Cyclone, santé publique et débats écologiques : une semaine mouvementée à La Réunion

## Départ du cyclone Dikeledi : entre soulagement et vigilance
Lundi 13 janvier, le cyclone Dikeledi, qui avait suscité de vives inquiétudes à Mayotte, s’est enfin éloigné, laissant un soupir de soulagement dans son sillage. Cependant, la levée de l’alerte rouge ne s'est pas faite dans l'immédiat. Ceux qui ont déjà vécu l'approche menaçante d’un tel phénomène savent que même à distance, les cyclones peuvent réserver des surprises. Mieux vaut prévenir que guérir.
Ces tempêtes, imprévisibles et puissantes, nous rappellent à quel point l’océan Indien est un théâtre naturel grandiose mais capricieux. Pour une île comme La Réunion, un cyclone, c'est un peu comme un visiteur non invité qui frappe à la porte sans prévenir, parfois calmement, mais souvent en chamboulant tout sur son passage. Le départ de Dikeledi a donc offert une pause bienvenue. Mais cette trêve météorologique n’aura pas duré longtemps, car d'autres problèmes se profilent à l’horizon.
Le retour du chikungunya : une menace récurrente
La nouvelle est tombée mardi : le chikungunya est de retour. Une annonce qui réveille des souvenirs douloureux dans l’esprit des Réunionnais. Rappelez-vous, il y a vingt ans, cette maladie avait marqué durablement la société. Aujourd'hui encore, de nombreux habitants évoquent ces longues journées passées alités, terrassés par de la fièvre et des douleurs articulaires si intenses qu'elles semblaient insupportables. Pour certains anciens malades, ces douleurs reviennent encore, comme de vieux fantômes.
Avec l'activation du niveau 3 du plan Orsec, le message est clair : l’urgence est de mise. Des campagnes de démoustication sont déjà en cours. Des agents sillonnent les quartiers pour identifier les eaux stagnantes, comme dans les pots de fleurs ou les gouttières obstruées, qui servent de berceau aux moustiques Aedes aegypti, porteurs du virus.
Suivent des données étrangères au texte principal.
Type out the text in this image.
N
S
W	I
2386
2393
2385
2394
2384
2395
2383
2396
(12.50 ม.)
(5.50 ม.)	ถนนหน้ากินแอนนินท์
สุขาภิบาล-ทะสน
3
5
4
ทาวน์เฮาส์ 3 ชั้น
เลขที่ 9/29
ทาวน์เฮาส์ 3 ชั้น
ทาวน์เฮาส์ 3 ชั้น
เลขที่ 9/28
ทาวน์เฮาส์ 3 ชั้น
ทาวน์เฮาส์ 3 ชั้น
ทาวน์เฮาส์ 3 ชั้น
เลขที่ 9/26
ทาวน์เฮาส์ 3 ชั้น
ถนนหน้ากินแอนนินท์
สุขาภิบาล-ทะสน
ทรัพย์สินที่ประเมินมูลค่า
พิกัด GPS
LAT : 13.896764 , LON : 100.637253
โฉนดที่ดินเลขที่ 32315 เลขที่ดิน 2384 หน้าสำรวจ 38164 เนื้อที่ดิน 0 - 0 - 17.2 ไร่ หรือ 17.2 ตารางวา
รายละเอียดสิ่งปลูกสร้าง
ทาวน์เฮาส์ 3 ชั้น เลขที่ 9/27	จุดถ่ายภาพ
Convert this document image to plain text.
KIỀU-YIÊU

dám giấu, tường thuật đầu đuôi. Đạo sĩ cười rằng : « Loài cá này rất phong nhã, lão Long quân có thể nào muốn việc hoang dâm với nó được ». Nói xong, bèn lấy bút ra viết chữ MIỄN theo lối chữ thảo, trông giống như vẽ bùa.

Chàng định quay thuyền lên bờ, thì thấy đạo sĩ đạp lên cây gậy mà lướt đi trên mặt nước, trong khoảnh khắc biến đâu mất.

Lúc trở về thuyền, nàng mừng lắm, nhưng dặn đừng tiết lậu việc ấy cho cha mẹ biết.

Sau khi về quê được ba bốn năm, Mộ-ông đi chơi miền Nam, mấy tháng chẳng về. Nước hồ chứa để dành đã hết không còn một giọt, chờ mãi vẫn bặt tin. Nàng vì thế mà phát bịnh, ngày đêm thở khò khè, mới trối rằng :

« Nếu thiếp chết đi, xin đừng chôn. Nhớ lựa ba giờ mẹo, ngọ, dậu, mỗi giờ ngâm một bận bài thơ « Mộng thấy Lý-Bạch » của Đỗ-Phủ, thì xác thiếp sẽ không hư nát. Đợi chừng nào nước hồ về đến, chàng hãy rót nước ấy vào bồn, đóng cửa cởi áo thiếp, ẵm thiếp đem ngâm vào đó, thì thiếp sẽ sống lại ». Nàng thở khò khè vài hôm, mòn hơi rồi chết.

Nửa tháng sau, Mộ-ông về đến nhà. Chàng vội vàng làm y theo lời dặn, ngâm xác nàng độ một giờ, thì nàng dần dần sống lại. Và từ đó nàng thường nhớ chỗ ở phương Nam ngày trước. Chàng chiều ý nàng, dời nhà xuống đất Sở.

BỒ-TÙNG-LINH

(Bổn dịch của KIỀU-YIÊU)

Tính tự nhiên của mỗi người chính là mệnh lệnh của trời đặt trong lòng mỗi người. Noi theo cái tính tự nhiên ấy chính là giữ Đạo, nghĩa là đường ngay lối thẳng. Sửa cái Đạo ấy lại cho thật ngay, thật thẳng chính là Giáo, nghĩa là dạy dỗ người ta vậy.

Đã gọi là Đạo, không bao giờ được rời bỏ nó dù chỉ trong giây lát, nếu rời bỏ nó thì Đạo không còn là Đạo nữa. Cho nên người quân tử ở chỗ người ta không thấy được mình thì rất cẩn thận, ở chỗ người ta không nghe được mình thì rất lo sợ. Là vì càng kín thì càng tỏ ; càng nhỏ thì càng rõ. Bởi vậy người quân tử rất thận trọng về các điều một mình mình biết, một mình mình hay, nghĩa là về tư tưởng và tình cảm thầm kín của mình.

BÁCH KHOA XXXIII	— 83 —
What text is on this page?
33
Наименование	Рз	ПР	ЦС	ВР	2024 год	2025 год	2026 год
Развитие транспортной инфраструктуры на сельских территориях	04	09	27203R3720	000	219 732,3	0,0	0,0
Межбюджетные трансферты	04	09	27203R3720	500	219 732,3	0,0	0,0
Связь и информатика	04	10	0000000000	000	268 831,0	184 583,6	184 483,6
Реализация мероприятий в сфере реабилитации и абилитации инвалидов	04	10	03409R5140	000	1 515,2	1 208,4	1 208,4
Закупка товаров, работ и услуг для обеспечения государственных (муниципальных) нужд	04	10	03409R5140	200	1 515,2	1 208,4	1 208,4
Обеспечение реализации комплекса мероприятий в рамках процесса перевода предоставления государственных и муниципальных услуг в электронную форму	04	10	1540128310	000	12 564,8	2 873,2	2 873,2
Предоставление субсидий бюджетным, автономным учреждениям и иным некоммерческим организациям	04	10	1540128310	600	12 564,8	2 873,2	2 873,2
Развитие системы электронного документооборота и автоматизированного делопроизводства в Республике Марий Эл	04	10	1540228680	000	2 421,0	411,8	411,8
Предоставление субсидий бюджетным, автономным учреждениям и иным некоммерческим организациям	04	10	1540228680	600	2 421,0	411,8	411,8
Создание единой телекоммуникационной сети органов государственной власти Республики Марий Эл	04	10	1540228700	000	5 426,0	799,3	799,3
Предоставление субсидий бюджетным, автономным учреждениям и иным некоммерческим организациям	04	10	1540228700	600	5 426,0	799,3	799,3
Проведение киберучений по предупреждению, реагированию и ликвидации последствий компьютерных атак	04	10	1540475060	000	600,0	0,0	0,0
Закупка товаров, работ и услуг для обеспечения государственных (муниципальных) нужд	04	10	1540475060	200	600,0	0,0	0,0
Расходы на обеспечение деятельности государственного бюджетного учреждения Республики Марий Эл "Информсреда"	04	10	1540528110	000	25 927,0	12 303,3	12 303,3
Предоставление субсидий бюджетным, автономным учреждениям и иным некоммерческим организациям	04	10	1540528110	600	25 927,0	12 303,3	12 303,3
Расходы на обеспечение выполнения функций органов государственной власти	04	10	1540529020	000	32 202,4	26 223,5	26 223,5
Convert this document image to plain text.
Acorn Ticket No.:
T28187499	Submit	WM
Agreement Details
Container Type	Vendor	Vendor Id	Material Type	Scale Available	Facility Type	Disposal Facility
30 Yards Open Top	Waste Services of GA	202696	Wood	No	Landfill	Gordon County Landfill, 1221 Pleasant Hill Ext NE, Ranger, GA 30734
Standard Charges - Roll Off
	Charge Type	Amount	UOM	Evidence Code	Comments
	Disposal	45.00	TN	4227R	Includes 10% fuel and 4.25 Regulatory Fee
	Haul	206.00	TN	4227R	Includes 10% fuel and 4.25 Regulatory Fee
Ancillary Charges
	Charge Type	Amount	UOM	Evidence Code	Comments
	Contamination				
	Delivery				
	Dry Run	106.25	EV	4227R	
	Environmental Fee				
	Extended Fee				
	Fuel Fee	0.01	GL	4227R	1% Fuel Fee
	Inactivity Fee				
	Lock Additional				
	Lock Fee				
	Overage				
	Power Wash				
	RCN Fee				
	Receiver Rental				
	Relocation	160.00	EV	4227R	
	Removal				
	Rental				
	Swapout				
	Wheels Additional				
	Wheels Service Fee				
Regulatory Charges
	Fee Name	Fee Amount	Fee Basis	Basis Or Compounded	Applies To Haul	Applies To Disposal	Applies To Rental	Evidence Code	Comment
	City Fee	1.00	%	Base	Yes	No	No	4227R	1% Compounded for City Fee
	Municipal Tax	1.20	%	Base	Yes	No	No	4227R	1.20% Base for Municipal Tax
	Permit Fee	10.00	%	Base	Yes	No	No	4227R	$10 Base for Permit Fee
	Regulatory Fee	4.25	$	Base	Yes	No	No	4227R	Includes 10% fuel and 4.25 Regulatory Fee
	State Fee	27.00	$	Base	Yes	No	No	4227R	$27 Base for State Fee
Il est vrai que chacun peut jouer un rôle. Petite, ma grand-mère disait toujours : « Un couvert sur le seau d'eau, c'est un moustique en moins, et peut-être une piqûre évitée. »
Mais au-delà du choc de cette résurgence, cette épidémie ouvre aussi les yeux sur une problématique bien plus vaste : celle de l’évolution des écosystèmes en lien avec le changement climatique. La chaleur croissante et l'humidité intense prolongent la durée de vie des moustiques, rendant les épidémies encore plus difficiles à contenir. Les îles comme La Réunion, situées en première ligne, en subissent les conséquences directes.
Les cairns sur les plages : au croisement de l'art et de la protection environnementale
Le sujet peut sembler anecdotique, mais la controverse lancée vendredi à propos des cairns – ces monticules de galets élégamment empilés sur les plages – soulève des enjeux majeurs liés à la préservation de nos espaces littoraux. Ces créations, à première vue inoffensives, incarnent un passe-temps familial ou même une quête de méditation pour certains. Mais si ces sculptures ravissent l'œil, elles blessent profondément les écosystèmes.
En retirant les galets de leur support naturel, on affaiblit la défense des plages face aux assauts de l'océan. Ces pierres ne sont pas là par hasard : elles protègent les dunes, abritent souvent des micro-organismes et participent à l’équilibre du milieu. Imaginez une couverture que l’on tire un peu plus chaque jour : au bout d’un moment, le lit (ici, les plages et les écosystèmes) finit par être entièrement exposé.
La menace d’une amende de 1 500 euros vise à dissuader les amateurs de ce type de pratique. Mais cette mesure ne peut suffire si elle n'est pas complétée par une sensibilisation ornée de pédagogie. Expliquer la fragilité de nos plages et la manière dont ces cairns les fragilisent pourrait avoir plus d’impact qu’une sanction sur des promeneurs souvent innocents.
La Réunion, cette île à la nature généreuse, fait aussi face à ses défis. Cette semaine en a été une illustration frappante : entre le retrait du cyclone Dikeledi, la résurgence du chikungunya et les débats sur nos plages, notre lien avec l’environnement apparaît plus vital que jamais. À nous, habitants et amoureux de l'île, d'agir avec respect et vigilance, pour préserver notre terre tout en restant en harmonie avec elle. Qu’il s’agisse de vider nos gouttières, de soutenir les actions écologiques ou tout simplement de laisser intact un galet sur une plage, chaque geste compte. Ensemble, transformons ces défis en opportunités d’un futur plus équilibré.